Almost 8,000 shootings per year associated with hot weather, US study reveals

A memorial to the victims of the July 4th mass shooting in Highland Park, IL on Friday 8 July 2022.
A memorial to the victims of the July 4th mass shooting in Highland Park, IL on Friday 8 July 2022.   -   Copyright  Christopher Dilts / Reuters
By Angela Symons

A US study has found a significant link between gun violence and high temperatures.

Researchers from the University of Washington examined the 100 worst cities for shootings in the US. They found almost 8,000 cases coincided with unseasonably warm weather.

As a driver of rising temperatures and heatwaves, climate change could therefore be contributing to violent shootings.

“Climate change, which may elevate daily temperatures above normal ranges, may contribute to increased firearm violence over time,” say the researchers, whose study was published in the medical journal Jama Network Open this month.

How does gun violence relate to hot weather?

Previous studies have theorised that since warmer temperatures increase stress hormones, they could heighten the potential for violent behaviour.

Gun violence was already known to rise in summer months, though the effect of heat on aggression was only one factor.

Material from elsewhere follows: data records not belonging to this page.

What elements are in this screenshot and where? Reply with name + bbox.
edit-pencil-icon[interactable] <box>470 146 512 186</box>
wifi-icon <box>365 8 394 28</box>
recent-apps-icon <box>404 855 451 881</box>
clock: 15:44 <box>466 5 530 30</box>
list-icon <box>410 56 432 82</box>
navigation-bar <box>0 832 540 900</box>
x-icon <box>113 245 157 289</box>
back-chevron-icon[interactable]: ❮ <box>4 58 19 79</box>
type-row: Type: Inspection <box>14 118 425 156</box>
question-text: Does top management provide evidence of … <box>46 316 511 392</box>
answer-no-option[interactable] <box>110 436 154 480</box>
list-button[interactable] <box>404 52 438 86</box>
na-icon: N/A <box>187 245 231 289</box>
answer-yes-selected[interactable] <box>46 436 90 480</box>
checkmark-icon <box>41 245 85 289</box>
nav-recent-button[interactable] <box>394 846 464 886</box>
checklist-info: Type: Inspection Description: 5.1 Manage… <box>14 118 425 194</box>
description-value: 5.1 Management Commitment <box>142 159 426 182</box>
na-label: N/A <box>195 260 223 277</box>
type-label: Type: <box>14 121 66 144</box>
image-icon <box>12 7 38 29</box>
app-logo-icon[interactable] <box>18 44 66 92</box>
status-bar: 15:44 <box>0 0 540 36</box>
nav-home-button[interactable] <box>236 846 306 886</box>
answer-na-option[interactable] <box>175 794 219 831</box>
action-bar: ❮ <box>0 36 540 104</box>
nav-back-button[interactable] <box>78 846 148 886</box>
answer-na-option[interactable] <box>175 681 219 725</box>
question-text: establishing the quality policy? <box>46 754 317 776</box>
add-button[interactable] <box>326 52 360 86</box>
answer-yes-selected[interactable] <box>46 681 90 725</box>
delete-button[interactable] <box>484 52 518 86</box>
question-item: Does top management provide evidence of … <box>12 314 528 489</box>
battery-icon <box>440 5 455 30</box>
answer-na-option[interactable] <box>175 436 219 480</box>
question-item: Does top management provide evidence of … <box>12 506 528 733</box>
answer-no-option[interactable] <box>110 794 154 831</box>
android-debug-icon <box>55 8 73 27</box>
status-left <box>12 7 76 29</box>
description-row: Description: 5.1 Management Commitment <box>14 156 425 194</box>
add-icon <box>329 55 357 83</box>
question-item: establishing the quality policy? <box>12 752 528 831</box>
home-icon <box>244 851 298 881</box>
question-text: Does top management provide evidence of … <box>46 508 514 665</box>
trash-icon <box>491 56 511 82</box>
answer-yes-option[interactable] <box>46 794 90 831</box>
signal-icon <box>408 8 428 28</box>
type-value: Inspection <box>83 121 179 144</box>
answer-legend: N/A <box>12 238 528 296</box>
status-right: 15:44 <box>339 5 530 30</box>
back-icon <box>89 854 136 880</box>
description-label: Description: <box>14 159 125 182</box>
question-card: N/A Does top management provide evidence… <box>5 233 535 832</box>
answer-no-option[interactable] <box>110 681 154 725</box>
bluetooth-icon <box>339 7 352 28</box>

Higher temperatures could also increase time spent outdoors, creating more potential for social interaction and disputes.

By focusing on the daily temperature variation by region, this latest study - the largest of its kind - was able to draw links between weather and gun violence outside of seasonal trends.

It showed that above average temperatures at any time of year were associated with a rise in shootings.

As climate change drives up temperatures, the high risk season could extend into spring and autumn, and the number of summer days when the risk is highest could increase, the researchers warn.

How was the study on weather and gun violence carried out?

The study, by researchers from the University of Washington’s School of Social Work, analysed the 100 most populous cities in the US with the highest number of shootings from 2015 to 2020. This included shootings where at least one person was killed or injured, but not suicides.

This data was compared with maximum daily temperatures by city, controlling for seasonality and long term trends. Results were pooled overall and by climate region.

A total of 116,511 shootings in 100 cities were analysed. Around 6.85 per cent of all shootings, or almost 8,000 cases, were attributable to hotter than average days.

For most cities, the peak temperature for shootings fell between 29°C and 32°C. An increase was also seen on days where temperatures were only moderately above average.

How bad is gun violence in the USA?

The study’s researchers call gun violence “a leading public health crisis in the US.” This is no exaggeration.

Guns are the leading cause of death for children and teenagers, and account for 77 per cent of all homicides in the US.

In 2020, 45,222 people died from gun-related injuries in the US, according to the Centers for Disease Control and Prevention (CDC). There were almost seven firearm homicides per 100,000 people.

Firearm homicides are almost twice as common in urban areas compared with rural areas.

How can cities combat rising temperatures?

Climate adaptation strategies can be used to reduce daily temperatures in cities. This can be done through changes to the built environment, such as increasing tree cover and green spaces.

Trees cool their environments not only by providing shade, but by releasing cooling water vapour through their leaves, and by reducing the urban ‘heat island’ effect. This is when the sun’s rays are absorbed by dark surfaces like tarmac.

Reflective surfaces can also help. Light coloured surfaces reflect solar radiation back into the atmosphere and store less heat than dark colours. This can be applied by painting roofs, buildings and roads in light shades.

Designing buildings in a way that reduces the need for air conditioning is another solution. Instead of glass exteriors, adaptive facades with window shades that adjust with the weather conditions are growing more popular.